Chamber Chairman Lakshman Koka, Interim Executive Director Cyndi Lemke talk with Reuben Solis and Janet Sawyer of Sweet Baby Janes.

Retaining and growing membership
Fresh on the heels of a successful business mixer and expo at the Simpson Center, Lemke is showing that she may have “the right stuff” for the job. She had to make some fast moves to pull off the recent Taste of the Valley event, traditionally held at the Golden Village Palms RV Park, when the former executive director decided to hold a similar event there within a week of the chamber expo (that last one is still scheduled for Jan. 28). The chamber event drew a large number of people and received glowing reviews from those who attended. Kudos also went to the Valley-Wide Recreation and Park District that allowed the chamber to use the center free of charge.
Growth is important to sustaining the chamber long term, and Lemke is in charge of implementing Chamber Board Chairman Lakshman Koka’s directive to have every member refer one new member. “If we can get every member to sponsor just one new business, we will double the size of the chamber,” notes Lemke. She currently is working on a program that would provide incentives for members to do just that.

Richard Leitz, Diamond Valley Arts Council.

Staff and volunteer support
The chamber runs on a mix of volunteers and paid staff. Volunteers are essential to the smooth operation of the organization and having someone available to answer the phone when, say, a person from out of town calls in seeking a business referral.
“We want to be highly efficient then add three or four more volunteers to help us reach out to other communities, such as Menifee and Temecula, and partner with their business and nonprofit organizations to further expand the chamber’s reach in our region,” says Lemke. She cited as one example Riverside’s upcoming Mega-Mixer from 4:30-7:30 p.m. Jan. 31 at the Galleria at Tyler, an event that some members have expressed an interest in attending.
Lemke pointed out the inherent benefits of volunteering for chamber members since referral calls often go to those who help out with chamber activities. “One of our volunteers is a real estate agent, and we get calls for real estate agents all the time,“ notes Lemke.

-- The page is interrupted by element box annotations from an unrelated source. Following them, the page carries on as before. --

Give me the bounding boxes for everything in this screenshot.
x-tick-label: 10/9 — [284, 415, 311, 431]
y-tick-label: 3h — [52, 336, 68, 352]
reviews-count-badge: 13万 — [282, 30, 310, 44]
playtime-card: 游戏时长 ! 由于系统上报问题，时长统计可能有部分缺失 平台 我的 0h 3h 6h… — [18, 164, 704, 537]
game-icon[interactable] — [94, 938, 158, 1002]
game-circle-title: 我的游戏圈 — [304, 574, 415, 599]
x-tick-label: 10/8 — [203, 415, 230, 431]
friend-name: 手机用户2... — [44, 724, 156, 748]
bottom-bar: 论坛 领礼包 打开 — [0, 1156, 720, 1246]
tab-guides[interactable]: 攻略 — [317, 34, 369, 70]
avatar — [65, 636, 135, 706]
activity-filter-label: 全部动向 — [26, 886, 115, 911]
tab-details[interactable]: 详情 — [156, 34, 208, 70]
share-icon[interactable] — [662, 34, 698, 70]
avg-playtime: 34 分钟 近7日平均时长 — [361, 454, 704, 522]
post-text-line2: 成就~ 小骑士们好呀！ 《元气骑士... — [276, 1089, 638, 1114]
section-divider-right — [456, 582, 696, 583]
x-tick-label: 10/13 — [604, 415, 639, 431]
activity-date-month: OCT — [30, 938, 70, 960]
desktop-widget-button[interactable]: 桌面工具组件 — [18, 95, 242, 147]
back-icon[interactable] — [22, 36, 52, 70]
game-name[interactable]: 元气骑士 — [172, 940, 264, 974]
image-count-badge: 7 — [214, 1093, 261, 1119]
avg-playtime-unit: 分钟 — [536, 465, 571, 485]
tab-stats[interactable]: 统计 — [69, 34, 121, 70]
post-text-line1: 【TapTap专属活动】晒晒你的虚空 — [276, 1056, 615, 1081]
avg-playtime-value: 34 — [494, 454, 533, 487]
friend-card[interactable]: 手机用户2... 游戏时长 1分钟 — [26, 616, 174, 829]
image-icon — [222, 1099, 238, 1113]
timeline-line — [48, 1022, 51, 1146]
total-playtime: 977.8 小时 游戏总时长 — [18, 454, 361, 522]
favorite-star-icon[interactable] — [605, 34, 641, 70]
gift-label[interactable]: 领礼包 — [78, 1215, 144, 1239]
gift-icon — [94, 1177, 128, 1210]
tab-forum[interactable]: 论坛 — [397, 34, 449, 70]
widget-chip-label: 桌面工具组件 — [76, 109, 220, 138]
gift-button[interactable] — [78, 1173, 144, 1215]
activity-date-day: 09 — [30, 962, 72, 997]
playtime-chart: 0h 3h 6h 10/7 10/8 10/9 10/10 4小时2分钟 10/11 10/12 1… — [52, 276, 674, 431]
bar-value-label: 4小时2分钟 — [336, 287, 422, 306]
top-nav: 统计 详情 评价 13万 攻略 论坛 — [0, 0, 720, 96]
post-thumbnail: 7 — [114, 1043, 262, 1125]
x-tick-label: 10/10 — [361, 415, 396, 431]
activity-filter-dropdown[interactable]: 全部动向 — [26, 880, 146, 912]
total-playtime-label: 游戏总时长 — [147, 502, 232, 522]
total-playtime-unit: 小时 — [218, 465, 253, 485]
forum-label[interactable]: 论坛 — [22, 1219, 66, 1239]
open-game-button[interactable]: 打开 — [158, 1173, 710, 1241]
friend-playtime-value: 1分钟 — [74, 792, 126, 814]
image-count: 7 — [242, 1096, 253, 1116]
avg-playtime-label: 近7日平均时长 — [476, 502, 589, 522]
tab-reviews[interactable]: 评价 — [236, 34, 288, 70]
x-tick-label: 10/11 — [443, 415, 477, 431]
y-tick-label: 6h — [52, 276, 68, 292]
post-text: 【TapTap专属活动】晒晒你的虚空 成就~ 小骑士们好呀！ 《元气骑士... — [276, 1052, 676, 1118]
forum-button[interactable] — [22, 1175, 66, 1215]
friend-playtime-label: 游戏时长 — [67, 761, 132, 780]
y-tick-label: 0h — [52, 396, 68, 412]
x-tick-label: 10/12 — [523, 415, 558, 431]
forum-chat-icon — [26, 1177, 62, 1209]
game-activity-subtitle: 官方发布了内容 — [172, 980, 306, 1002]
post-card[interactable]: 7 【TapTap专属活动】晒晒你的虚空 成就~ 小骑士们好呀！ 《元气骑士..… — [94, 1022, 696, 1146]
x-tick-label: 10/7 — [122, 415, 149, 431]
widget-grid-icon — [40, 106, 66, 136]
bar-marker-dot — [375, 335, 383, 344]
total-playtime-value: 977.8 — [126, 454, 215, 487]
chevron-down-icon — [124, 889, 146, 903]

Photos by Chris Smith / The Valley Chronicle
Harvard Street Bakery staff.

Program analysis
Reviewing the chamber’s existing programs and researching new ones are part of Lemke’s newly adopted responsibilities.
One of the programs that she and the board of directors have re-launched is called Chamber 101, a series of classes on how business owners can best utilize the resources of the chamber to promote their businesses. “We go over the member benefits and how we support our businesses,” says Lemke. “We show people how to get on the chamber calendar, get listed in the email blasts, and be seen on social media. We added six classes – four on Wednesday’s at 10 a.m. as well as one night and one Saturday class.
“We want to restart the ‘Lunch and Learn’ programs,” says Lemke, who formerly taught social network marketing during similar classes at the chamber, but had surprisingly few takers. A knowledgeable marketing expert herself, Lemke has talents that could greatly boost the business results of many chamber members if they only had the time to learn how to use them.
“I want to bring in SCORE (Senior Corps of Retired Executives) representatives every Tuesday of every month,” says Lemke, “and I want to work with the U.S. Small Business Administration. We also should be able to partner with Mt. San Jacinto Junior College by providing internships and co-sponsored programs.”
So much to do, so little time, but clearly this real estate marketing pro has the experience, the drive, and the unique skills to reshape the business landscape of the San Jacinto Valley given the opportunity.

VIP Auto’s Bob Scott.
Muriel Dufresne and Linda Greilich, Golden Era Productions.
Dolly Baxter, Bonita Cummins, and Suzanne Avalon of The Valley Chronicle.